(The Center Square) – Standing in front of four electric buses in the Highline School District, Washington state Gov. Jay Inslee called a press conference Thursday, July 20, to address fuel prices in the Evergreen State.
“[These buses] represent both the future and the present of the state of Washington, where we are transforming our economy to one that runs on clean energy and reducing outrageous costs for oil and gas,” said Inslee before going on to accuse the oil and gas industry of selectively price gouging in Washington.
He proposed future legislation, which he said would be introduced in January, to “demand transparency” and “force them to release their [accounting] books.”
“This is the most profitable industry in human history. They dwarf profits from anywhere else,” said Inslee.
Redmond, Washington-based Microsoft announced profits of $18.3 billion during the same time period.
Some industry experts think this incident isn’t isolated, calling out Inslee on a history of incorrect details around the cap-and-invest program.
“Rather than ‘strategically misrepresenting’ the issue to the public, the Governor and lawmakers can help consumers and businesses in the state by working with us to fix the cap-and-trade program,” said Catherine Reheis-Boyd, Western States Petroleum Association president, in a statement to The Center Square. “They claimed the program would cost ‘pennies,’ but Washington’s consumers are now paying 50 cents per gallon for just the cap-and-trade program.”
When Inslee was asked what would be done about pump prices before the nebulous legislative solution in January because “in the meantime, the oil companies are passing on the costs of those credits,” he categorically denied that’s what was happening.
“No, they’re not passing [it] on,” replied Inslee on Thursday, suggesting none of the recent price rise has been due to the state’s new cap-and-invest policy.
At one point during the conference, Inslee joked that he “doesn’t have a Nobel Prize in Economics” and claimed his bachelor’s in economics from the University of Washington was “enough to see that oil companies are blatantly price gouging.”

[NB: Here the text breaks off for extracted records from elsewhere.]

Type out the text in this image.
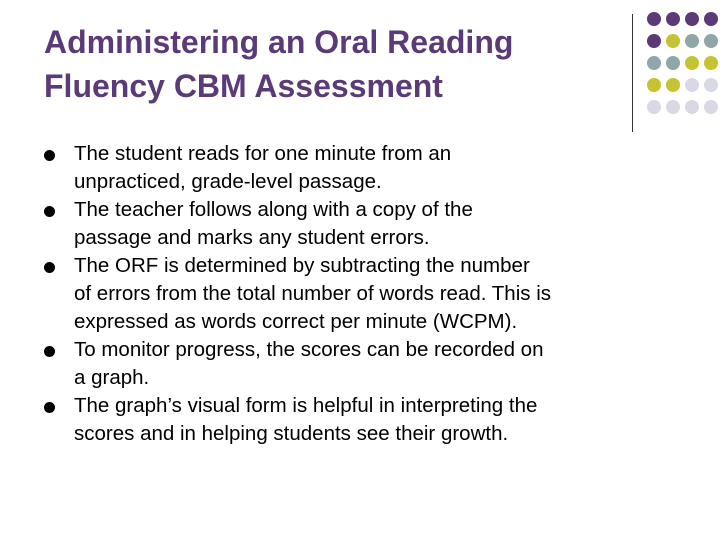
Administering an Oral Reading
Fluency CBM Assessment
The student reads for one minute from an
unpracticed, grade-level passage.
The teacher follows along with a copy of the
passage and marks any student errors.
The ORF is determined by subtracting the number
of errors from the total number of words read. This is
expressed as words correct per minute (WCPM).
To monitor progress, the scores can be recorded on
a graph.
The graph’s visual form is helpful in interpreting the
scores and in helping students see their growth.
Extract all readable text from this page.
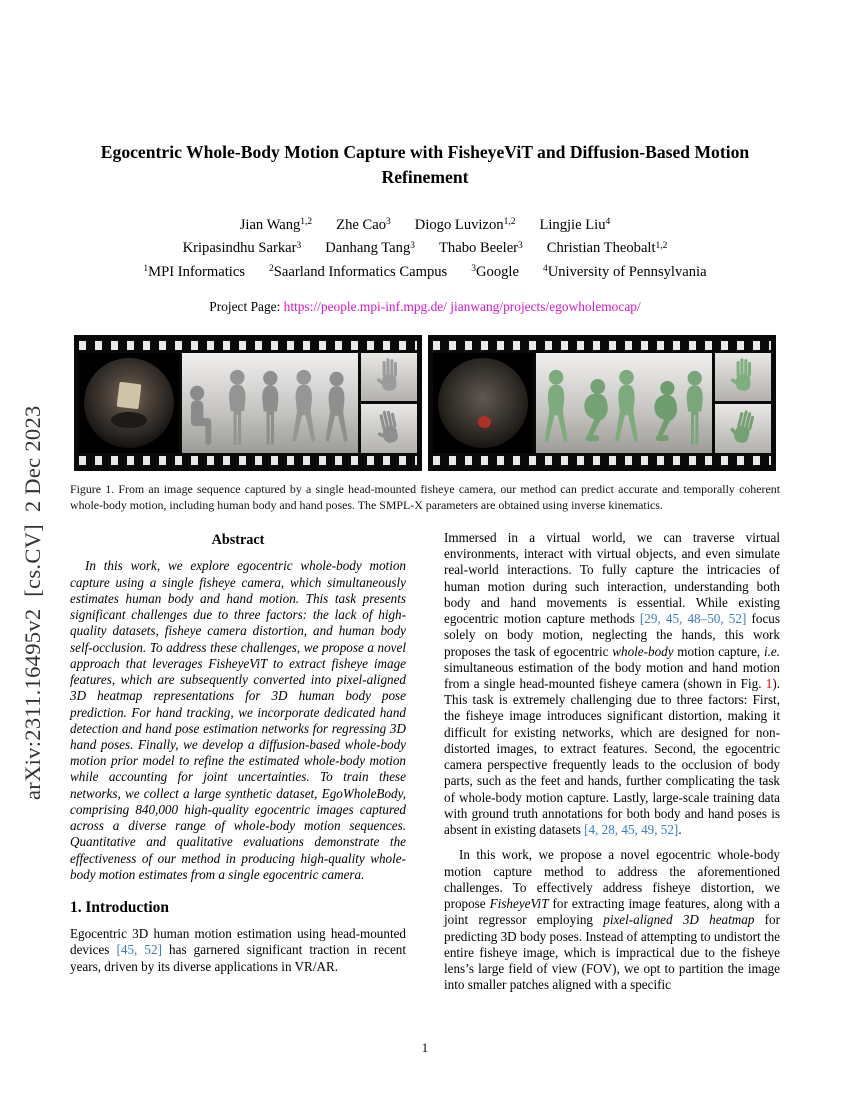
arXiv:2311.16495v2  [cs.CV]  2 Dec 2023
Egocentric Whole-Body Motion Capture with FisheyeViT and Diffusion-Based Motion Refinement
Jian Wang$^{1,2}$ Zhe Cao$^3$ Diogo Luvizon$^{1,2}$ Lingjie Liu$^4$
Kripasindhu Sarkar$^3$ Danhang Tang$^3$ Thabo Beeler$^3$ Christian Theobalt$^{1,2}$
$^1$MPI Informatics	$^2$Saarland Informatics Campus	$^3$Google	$^4$University of Pennsylvania
Project Page: https://people.mpi-inf.mpg.de/ jianwang/projects/egowholemocap/
Figure 1. From an image sequence captured by a single head-mounted fisheye camera, our method can predict accurate and temporally coherent whole-body motion, including human body and hand poses. The SMPL-X parameters are obtained using inverse kinematics.
Abstract

In this work, we explore egocentric whole-body motion capture using a single fisheye camera, which simultaneously estimates human body and hand motion. This task presents significant challenges due to three factors: the lack of high-quality datasets, fisheye camera distortion, and human body self-occlusion. To address these challenges, we propose a novel approach that leverages FisheyeViT to extract fisheye image features, which are subsequently converted into pixel-aligned 3D heatmap representations for 3D human body pose prediction. For hand tracking, we incorporate dedicated hand detection and hand pose estimation networks for regressing 3D hand poses. Finally, we develop a diffusion-based whole-body motion prior model to refine the estimated whole-body motion while accounting for joint uncertainties. To train these networks, we collect a large synthetic dataset, EgoWholeBody, comprising 840,000 high-quality egocentric images captured across a diverse range of whole-body motion sequences. Quantitative and qualitative evaluations demonstrate the effectiveness of our method in producing high-quality whole-body motion estimates from a single egocentric camera.

1. Introduction

Egocentric 3D human motion estimation using head-mounted devices [45, 52] has garnered significant traction in recent years, driven by its diverse applications in VR/AR.

Immersed in a virtual world, we can traverse virtual environments, interact with virtual objects, and even simulate real-world interactions. To fully capture the intricacies of human motion during such interaction, understanding both body and hand movements is essential. While existing egocentric motion capture methods [29, 45, 48–50, 52] focus solely on body motion, neglecting the hands, this work proposes the task of egocentric whole-body motion capture, i.e. simultaneous estimation of the body motion and hand motion from a single head-mounted fisheye camera (shown in Fig. 1). This task is extremely challenging due to three factors: First, the fisheye image introduces significant distortion, making it difficult for existing networks, which are designed for non-distorted images, to extract features. Second, the egocentric camera perspective frequently leads to the occlusion of body parts, such as the feet and hands, further complicating the task of whole-body motion capture. Lastly, large-scale training data with ground truth annotations for both body and hand poses is absent in existing datasets [4, 28, 45, 49, 52].

In this work, we propose a novel egocentric whole-body motion capture method to address the aforementioned challenges. To effectively address fisheye distortion, we propose FisheyeViT for extracting image features, along with a joint regressor employing pixel-aligned 3D heatmap for predicting 3D body poses. Instead of attempting to undistort the entire fisheye image, which is impractical due to the fisheye lens’s large field of view (FOV), we opt to partition the image into smaller patches aligned with a specific

1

One state legislator disagrees.
“As I’ve said before, anyone with the slightest grasp of economics had to know that forcing companies to buy ‘carbon allowances’ from the state would eventually hit consumers. It’s not a surprise,” said Sen. Lynda Wilson, R-Vancouver, in a statement following the news release.
“Now it seems they don’t want to be accountable for their intentions and their actions. Instead, they complain about oil-company profits, even though their ‘cap and gouge’ policy has made it possible for the state to do its own profiteering – like $850 million from just two auctions of carbon allowances,” added Wilson.
With those two auctions complete, and three more remaining this year due to a cap-and-invest clause triggered by high auction prices adding a third, that trend continuing means the state’s profit could top $2.12 billion this year.